= Center for Global Politics =

The Center for Global Politics is an academic institute that offers several international programs and certificates at the Department of Political and Social Sciences of Freie Universität Berlin. It was founded in 2007 and is directed by Prof. Dr. Klaus Segbers. The Center for Global Politics offers the blended learning Master of Arts programs International Relations Online and East European Studies Online, the German-Chinese Graduate School of Global Politics, the one-year supplementary diploma course German Studies Russia, various Seasonal Schools and professional training certificates.

== Academic programs ==
- International Relations Online (M.A.)
International Relations (IR) Online at Freie Universität Berlin is a master’s degree for professionals wanting to pursue their studies whilst staying on the job. The program endorses a blended learning method, combining online study (90%) with in-house intensive seminar weeks in Berlin (10%). IR Online is taught exclusively in English by international academics and professionals from politics, NGOs, and businesses. The program can be studied in a full-time option (2 years) and a part-time option (4 years). It qualifies students for higher positions in governmental agencies, multinational corporations, NGOs, and international organizations.

- East European Studies Online (M.A.)
East European Studies (EES) Online is the only online Master’s program in the field of Eastern Europe. It has won the E-learning-award of the Free University of Berlin and has been ranked under the Top 10 international Masters programs in Germany by the German Academic Exchange Service and the Stifterverband für die Deutsche Wissenschaft. East European Studies online combines online study (90%) with in-house intensive seminar weeks in Berlin (10%). The program is taught exclusively in English. It can be studied in a full-time option (2 years) and a part-time option (4 years).

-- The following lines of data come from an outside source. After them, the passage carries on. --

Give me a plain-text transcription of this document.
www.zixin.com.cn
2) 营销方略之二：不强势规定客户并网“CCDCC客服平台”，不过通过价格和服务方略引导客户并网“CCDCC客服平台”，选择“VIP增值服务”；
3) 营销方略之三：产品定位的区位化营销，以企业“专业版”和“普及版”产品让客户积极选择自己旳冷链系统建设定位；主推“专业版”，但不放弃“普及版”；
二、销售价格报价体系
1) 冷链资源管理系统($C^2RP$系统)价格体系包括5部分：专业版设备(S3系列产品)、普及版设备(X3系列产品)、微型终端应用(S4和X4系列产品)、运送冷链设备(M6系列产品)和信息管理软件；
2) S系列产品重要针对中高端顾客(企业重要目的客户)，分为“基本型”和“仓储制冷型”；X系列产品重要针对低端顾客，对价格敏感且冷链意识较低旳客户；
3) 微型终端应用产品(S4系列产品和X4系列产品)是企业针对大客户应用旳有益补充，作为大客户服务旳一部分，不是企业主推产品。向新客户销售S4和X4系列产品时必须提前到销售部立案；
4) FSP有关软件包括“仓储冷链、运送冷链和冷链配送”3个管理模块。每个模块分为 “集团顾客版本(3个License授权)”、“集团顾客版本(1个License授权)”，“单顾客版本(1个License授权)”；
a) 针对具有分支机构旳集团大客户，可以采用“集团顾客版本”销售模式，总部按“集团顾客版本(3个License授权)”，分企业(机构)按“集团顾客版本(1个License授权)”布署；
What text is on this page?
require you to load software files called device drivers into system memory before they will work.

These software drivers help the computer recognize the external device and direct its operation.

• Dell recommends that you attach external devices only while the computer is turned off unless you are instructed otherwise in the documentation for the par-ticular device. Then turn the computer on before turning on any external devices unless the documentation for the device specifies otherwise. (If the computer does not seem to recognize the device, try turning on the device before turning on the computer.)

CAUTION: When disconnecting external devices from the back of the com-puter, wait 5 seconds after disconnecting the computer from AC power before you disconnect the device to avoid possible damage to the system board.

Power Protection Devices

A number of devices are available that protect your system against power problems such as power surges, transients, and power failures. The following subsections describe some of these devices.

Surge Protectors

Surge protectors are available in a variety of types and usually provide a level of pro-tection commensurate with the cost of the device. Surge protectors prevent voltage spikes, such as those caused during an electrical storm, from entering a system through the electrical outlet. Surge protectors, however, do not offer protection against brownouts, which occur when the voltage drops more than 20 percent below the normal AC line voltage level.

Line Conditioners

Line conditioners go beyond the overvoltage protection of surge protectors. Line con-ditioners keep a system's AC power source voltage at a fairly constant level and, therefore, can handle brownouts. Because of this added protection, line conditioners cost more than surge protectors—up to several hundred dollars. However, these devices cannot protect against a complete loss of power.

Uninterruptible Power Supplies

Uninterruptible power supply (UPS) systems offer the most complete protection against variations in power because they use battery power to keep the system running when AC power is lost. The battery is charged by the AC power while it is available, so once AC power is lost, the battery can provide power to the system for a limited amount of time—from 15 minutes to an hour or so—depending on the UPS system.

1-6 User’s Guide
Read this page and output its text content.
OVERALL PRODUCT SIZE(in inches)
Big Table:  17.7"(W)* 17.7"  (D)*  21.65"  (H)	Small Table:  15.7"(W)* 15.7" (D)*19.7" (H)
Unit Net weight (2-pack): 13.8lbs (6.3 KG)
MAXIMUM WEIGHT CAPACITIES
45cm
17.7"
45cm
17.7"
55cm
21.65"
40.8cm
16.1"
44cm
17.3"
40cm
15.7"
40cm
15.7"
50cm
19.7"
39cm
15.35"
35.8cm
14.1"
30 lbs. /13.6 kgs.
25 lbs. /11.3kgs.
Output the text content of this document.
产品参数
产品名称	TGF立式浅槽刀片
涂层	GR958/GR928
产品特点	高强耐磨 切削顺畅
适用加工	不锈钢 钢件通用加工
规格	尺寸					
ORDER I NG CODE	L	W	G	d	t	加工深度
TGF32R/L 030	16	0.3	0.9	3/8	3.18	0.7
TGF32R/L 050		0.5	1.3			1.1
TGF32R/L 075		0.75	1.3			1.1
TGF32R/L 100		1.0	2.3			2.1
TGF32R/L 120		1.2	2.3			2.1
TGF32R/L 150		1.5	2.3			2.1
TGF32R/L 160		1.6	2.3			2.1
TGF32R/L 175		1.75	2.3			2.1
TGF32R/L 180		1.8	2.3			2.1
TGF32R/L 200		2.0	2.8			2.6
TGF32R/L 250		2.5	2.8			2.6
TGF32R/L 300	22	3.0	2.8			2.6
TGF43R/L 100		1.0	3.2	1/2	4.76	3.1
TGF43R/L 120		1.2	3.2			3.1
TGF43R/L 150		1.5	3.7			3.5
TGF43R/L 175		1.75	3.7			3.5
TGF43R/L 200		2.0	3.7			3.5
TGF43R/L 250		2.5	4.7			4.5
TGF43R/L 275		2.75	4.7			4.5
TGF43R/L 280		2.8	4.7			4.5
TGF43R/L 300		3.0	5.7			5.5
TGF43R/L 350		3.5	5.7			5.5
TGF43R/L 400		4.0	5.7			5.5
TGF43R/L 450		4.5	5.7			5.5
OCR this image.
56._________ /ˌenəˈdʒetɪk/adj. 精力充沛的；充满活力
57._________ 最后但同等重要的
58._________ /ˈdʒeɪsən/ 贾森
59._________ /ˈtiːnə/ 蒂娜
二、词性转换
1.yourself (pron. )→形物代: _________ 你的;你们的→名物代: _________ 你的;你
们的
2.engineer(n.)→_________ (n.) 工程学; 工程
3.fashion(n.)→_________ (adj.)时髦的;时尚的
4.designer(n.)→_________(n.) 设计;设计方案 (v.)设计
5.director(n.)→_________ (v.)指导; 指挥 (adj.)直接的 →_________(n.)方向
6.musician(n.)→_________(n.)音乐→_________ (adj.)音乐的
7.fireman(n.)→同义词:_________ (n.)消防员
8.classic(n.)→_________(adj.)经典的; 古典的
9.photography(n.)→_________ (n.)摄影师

- Graduate School of Global Politics (PhD)
The Graduate School of Global Politics (GSGP) is the first joint doctoral program between China and Germany in the Social Sciences. It invites students to pursue their PhD in a three-year program. GSGP is offered by Freie Universität Berlin (FUB) in cooperation with four Chinese partners: Fudan University, Jinan University, Renmin University and the Shanghai Academy of Social Sciences (SASS). PhD candidates of the Graduate School of Global Politics work on dissertation topics in International Relations (IR) with an emphasis on European-Chinese relations.

- Seasonal Schools
The Global Politics Seasonal Schools are certificate programs lasting up to two weeks for students with a background in the political and social sciences. In cooperation with universities in the respective countries, Seasonal Schools in 2013are conducted in Shanghai (China), Amman (Jordan), Rhodes (Greece), Phnom Penh (Cambodia), and Teheran (Iran). The schools' curricula integrate different teaching methods – from theory-based seminars to interactive working groups, simulation games and online discussions.

- German Studies Russia
German Studies Russia is a one-year supplementary program taught in German at MGIMO (U). The program aims to provide expertise on Russia and Germany.

== Advisory board ==
Members of the Center for Global Politics advisory board are:
- Prof. Dr. Gesine Schwan, former candidate for President of the Federal Republic of Germany
- Justas Vincas Paleckis, Member of the European Parliament, Vice Chairman of the Subcommittee on Security and Defence
- Reinhard Bütikofer, Member of the European Parliament and Vice Chairman of the Alliance‘90/The Greens in the European Parliament
- Dr. Hans-Friedrich von Ploetz, Ambassador Emeritus
- Prof. Dr. Alexei Bogaturov, First Vice Rector of the Moscow State Institute of International relations
- Michael Harms, Executive Director of the German-Russian Chamber of Commerce (AHK), Moscow
- Hans-Ulrich Klose, Member of the Bundestag, SPD parliamentary group and Vice Chairman of the Committee on Foreign Affairs
- Robert Legvold, Marshall Shulman Professor Emeritus, Boston
- Hildegard Müller, General Executive Manager of the German Energy and Water Association (BDEW)
- Oliver Wieck, The Federation of German Industries (BDI), Head of the Division for International Trade and Development
- Prof. Dr. Chen Zhimin, Dean of the School of International Relations and Public Affairs (SIRPA) at Fudan University, Shanghai
- Ruprecht Polenz, Member of the Bundestag, CDU/CSU parliamentary group, Chairman of the Committee on Foreign Affairs.